Saturday, July 6, 2013

Journal formatting tip: Nomenclature

Most of the time, scientific journals provide relatively clear instructions for formatting passages. While inconsistencies may exist between reference formatting guidelines and samples provided in their print articles, you can usually format the text with your eyes closed.

That is, until you encounter the British Journal of Haematology. Then, you are told "the main categories of headings are side capitals, side italics and shoulder italics".

Incredibly, the search engines (yes, all of them) yielded nothing but an unanswered forum query. 

To be fair, the guidelines suggest that authors refer to recent issues of the journal, but the indirectness makes it appear as if they're trying to get more people to actually read their articles.

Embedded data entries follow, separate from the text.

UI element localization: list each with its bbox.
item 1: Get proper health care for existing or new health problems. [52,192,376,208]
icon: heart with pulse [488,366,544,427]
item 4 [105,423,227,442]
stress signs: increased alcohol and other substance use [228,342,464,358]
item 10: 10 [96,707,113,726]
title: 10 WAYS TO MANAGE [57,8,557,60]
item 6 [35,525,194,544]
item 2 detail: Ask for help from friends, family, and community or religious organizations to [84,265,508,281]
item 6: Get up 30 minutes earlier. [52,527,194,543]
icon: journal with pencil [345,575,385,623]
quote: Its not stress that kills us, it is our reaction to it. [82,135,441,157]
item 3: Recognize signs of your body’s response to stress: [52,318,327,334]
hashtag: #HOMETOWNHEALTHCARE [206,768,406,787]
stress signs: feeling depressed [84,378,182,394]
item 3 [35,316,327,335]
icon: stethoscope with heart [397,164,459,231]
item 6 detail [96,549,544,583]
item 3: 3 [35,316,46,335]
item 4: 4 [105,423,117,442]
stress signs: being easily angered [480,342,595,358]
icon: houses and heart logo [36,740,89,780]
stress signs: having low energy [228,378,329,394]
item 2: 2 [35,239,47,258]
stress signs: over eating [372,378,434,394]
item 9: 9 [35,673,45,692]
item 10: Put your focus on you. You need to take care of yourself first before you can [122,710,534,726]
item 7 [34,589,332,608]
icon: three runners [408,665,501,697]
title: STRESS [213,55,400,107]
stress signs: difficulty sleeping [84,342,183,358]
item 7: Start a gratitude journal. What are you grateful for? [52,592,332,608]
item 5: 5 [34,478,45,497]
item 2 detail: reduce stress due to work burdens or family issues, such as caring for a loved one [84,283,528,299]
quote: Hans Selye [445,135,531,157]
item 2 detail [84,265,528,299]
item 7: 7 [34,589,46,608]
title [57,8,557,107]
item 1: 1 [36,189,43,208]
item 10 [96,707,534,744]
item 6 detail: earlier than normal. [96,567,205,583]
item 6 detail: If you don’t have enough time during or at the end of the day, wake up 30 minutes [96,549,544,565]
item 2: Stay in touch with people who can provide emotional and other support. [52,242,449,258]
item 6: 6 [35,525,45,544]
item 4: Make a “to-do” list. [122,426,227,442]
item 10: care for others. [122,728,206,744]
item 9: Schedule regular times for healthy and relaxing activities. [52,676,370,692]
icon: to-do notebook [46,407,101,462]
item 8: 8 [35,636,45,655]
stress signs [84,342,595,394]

That probably isn't true, but I think it can be improved. Typically, headings appear on a separate line from the main text. Thus:

This is a typical main heading
Text.

This is a typical subheading
Text.

Here is a section heading
Text.

This is a subsection heading
Text.

Sometimes, authors are instructed to place section headings in line with the text. THIS is what "shoulder italics/capitals" means! To wit:

This is a side capital heading*
Text.

This is a side italics heading
Text.

This is a shoulder italics heading. The text starts here.

Therefore, "side" and "shoulder" respectively refer to the "side" of the page and "shoulder" of the paragraph, i.e., in line with the text. Now it's easy, no?

* This might or might not be all caps/upper case, sentence/title case, or bolded; it depends on the journal.